One of the reasons I've never liked the idea of a trilogy that takes place after Return of the Jedi is that there's nothing left to do. The Emperor's dead, Vader's dead, the Empire is finished. Chasing down the remains of the Imperial fleet? Bleah. But Zahn pulled it off as well as anybody ever could, I think.
Sure, it has some elements that the prequels have now rendered apocryphal (Cloning cylinders, cloned Jedi masters), but it's still great storytelling. They could have launched a marketing line off of that, and I might have fallen for it. I still wouldn't have bought an N64, though. Some things are beyond the pail.
|
Finally bought mine for
Zelda Ocarina.
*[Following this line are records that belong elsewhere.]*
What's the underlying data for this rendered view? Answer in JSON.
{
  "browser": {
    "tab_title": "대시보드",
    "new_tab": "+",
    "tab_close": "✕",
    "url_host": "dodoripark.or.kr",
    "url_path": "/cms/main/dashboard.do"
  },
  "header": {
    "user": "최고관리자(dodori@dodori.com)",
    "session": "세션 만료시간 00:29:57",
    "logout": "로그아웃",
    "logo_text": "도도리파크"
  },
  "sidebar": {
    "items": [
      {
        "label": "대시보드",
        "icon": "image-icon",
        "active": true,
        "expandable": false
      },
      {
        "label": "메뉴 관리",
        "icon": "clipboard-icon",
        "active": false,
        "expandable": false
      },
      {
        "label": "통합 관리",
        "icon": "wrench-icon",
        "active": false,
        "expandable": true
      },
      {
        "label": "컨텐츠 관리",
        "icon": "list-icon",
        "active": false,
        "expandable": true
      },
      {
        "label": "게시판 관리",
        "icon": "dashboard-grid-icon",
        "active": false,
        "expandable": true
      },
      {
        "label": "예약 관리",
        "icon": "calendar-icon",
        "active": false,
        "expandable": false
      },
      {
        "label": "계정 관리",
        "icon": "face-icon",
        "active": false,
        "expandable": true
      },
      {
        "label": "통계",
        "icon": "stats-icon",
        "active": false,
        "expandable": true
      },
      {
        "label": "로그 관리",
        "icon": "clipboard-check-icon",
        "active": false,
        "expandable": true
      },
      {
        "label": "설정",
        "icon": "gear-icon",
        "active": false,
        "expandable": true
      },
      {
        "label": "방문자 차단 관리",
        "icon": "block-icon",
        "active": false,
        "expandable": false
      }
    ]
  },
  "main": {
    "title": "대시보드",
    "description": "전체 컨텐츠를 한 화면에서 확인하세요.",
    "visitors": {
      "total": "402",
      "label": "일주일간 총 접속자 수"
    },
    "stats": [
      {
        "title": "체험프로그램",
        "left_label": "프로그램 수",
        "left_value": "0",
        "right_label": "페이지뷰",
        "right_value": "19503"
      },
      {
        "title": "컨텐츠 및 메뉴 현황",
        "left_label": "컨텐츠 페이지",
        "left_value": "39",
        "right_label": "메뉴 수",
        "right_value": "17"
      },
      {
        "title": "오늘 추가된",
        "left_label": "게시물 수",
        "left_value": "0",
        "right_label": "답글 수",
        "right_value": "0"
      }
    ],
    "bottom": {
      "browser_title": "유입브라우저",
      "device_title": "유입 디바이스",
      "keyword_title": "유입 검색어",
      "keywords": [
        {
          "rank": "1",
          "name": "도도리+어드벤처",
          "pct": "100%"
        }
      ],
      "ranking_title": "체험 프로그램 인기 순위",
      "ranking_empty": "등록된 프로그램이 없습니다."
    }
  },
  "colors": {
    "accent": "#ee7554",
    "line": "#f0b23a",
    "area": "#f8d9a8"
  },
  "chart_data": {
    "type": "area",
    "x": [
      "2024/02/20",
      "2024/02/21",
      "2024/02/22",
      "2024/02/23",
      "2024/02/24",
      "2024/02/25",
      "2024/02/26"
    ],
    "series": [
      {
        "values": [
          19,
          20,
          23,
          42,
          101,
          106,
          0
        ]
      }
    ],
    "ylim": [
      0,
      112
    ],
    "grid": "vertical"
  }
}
After much holding-out.
Agreed about the Zahn trilogy's execution, but on that one bit -- the cloning cylinders -- the Spaarti methods used in the novels were different from the Kaminoan school, which relied more upon longer-term créche-gestation than the Spaarti variety (ten years, versus a mere few months or so). As a matter of fact, I think it was mentioned somewhere in the novel trilogy that ten years or thereabouts was the optimum developmental period for a clone, with madness affecting any who were detanked prior to that. Not a bad concatenation.
(Tim Zahn wrote a three-parter short story project in the
SW Insider about two years back expanding on the Spaarti backstory during the Clone Wars.)